Ici s'arrêtent les Mémoires de Samuel de Pury, qui semble n'avoir déposé la plume qu'à la veille de sa mort, car il mourut l'année suivante, en 1752.
* * *
Figure originale et sympathique, patriote dévoué aux intérêts de son pays, il méritait par ses talents et ses services une place d'honneur
dans le Musée neuchâtelois.
Nous l'avons vu au temps de sa jeunesse, gentilhomme brillant à l'hôtel de Conti et donnant déjà là des gages de sagesse future; dans son
àge mùr, diplomate habile et conseiller écouté; enfin, dans la dernière partie de sa carrière si remplie et si utile, vieillard riche d'expériences
accumulées au cours d'une longue pratique des affaires.
Nous ne savons si nos lecteurs ratifieront notre jugement, mais il nous a semblé, après avoir étudié d'assez près l'importante période de
1707 et des années qui ont précédé et suivi cette date capitale, que Samuel de Pury pouvait être placé dans notre histoire immédiatement
après le chancelier de Montmollin. L'un et l'autre n'ont eu en vue que la prospérité de l'heureuse patrie où Dieu les avait fait naître et ont
déployé pour assurer cette prospérité des capacités politiques peu ordinaires.
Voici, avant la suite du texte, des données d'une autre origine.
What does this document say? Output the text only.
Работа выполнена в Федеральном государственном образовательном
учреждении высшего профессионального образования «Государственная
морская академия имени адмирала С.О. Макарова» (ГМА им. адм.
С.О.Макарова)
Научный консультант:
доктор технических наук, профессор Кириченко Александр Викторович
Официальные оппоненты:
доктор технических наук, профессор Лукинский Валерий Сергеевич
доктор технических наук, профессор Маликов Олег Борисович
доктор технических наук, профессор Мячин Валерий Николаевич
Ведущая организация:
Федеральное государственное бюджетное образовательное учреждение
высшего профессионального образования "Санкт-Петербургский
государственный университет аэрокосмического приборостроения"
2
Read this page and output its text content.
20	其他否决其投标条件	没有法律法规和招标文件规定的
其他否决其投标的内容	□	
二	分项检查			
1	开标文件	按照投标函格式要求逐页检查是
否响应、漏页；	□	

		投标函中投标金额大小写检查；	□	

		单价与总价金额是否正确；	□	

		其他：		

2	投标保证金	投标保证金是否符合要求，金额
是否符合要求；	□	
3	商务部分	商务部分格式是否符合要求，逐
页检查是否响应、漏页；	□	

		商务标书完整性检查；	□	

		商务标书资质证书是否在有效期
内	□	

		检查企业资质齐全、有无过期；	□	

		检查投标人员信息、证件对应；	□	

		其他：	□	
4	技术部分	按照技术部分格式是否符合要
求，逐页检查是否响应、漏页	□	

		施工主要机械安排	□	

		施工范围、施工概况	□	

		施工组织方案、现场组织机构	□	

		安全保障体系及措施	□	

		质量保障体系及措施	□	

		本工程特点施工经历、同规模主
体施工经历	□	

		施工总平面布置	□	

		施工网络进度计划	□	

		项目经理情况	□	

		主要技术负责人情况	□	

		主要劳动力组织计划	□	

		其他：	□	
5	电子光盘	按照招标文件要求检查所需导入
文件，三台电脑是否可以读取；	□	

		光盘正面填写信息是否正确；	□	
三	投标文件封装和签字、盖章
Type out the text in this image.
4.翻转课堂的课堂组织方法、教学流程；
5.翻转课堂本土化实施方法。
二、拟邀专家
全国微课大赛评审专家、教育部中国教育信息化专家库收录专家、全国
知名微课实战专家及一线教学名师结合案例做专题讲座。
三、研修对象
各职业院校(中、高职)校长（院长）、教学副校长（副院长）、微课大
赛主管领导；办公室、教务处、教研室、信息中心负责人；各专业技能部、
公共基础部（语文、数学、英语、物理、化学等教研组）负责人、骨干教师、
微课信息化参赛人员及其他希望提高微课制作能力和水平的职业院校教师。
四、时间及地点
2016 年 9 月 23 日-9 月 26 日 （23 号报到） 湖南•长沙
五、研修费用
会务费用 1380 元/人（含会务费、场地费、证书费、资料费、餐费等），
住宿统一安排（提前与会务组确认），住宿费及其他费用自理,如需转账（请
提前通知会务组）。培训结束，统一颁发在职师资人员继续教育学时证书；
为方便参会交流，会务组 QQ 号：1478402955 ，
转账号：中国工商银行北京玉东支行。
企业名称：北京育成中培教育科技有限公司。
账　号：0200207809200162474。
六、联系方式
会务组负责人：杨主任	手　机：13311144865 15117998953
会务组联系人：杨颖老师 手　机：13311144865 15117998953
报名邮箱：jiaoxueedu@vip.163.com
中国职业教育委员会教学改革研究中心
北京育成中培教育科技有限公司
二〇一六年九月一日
Il y a plus, nous aimons à retrouver en eux les traits les plus recommandables de notre individualité Neuchâteloise, traits élevés, il est vrai,
chez ces deux hommes, à une haute puissance: une vue claire, lumineuse parfois, d'une réalité souvent complexe, peu de propension à se
laisser prendre aux apparences, une finesse d'observation qui n'excluait pas une parfaite honnêteté dans le choix des moyens et, par dessus tout,
un amour passionné pour ce petit coin de pays qui est le nôtre.
Nous ne nous séparerons pas de Samuel de Pury sans souhaiter à notre patrie des hommes qui sauront s'inspirer de son exemple et marcher sur ses traces.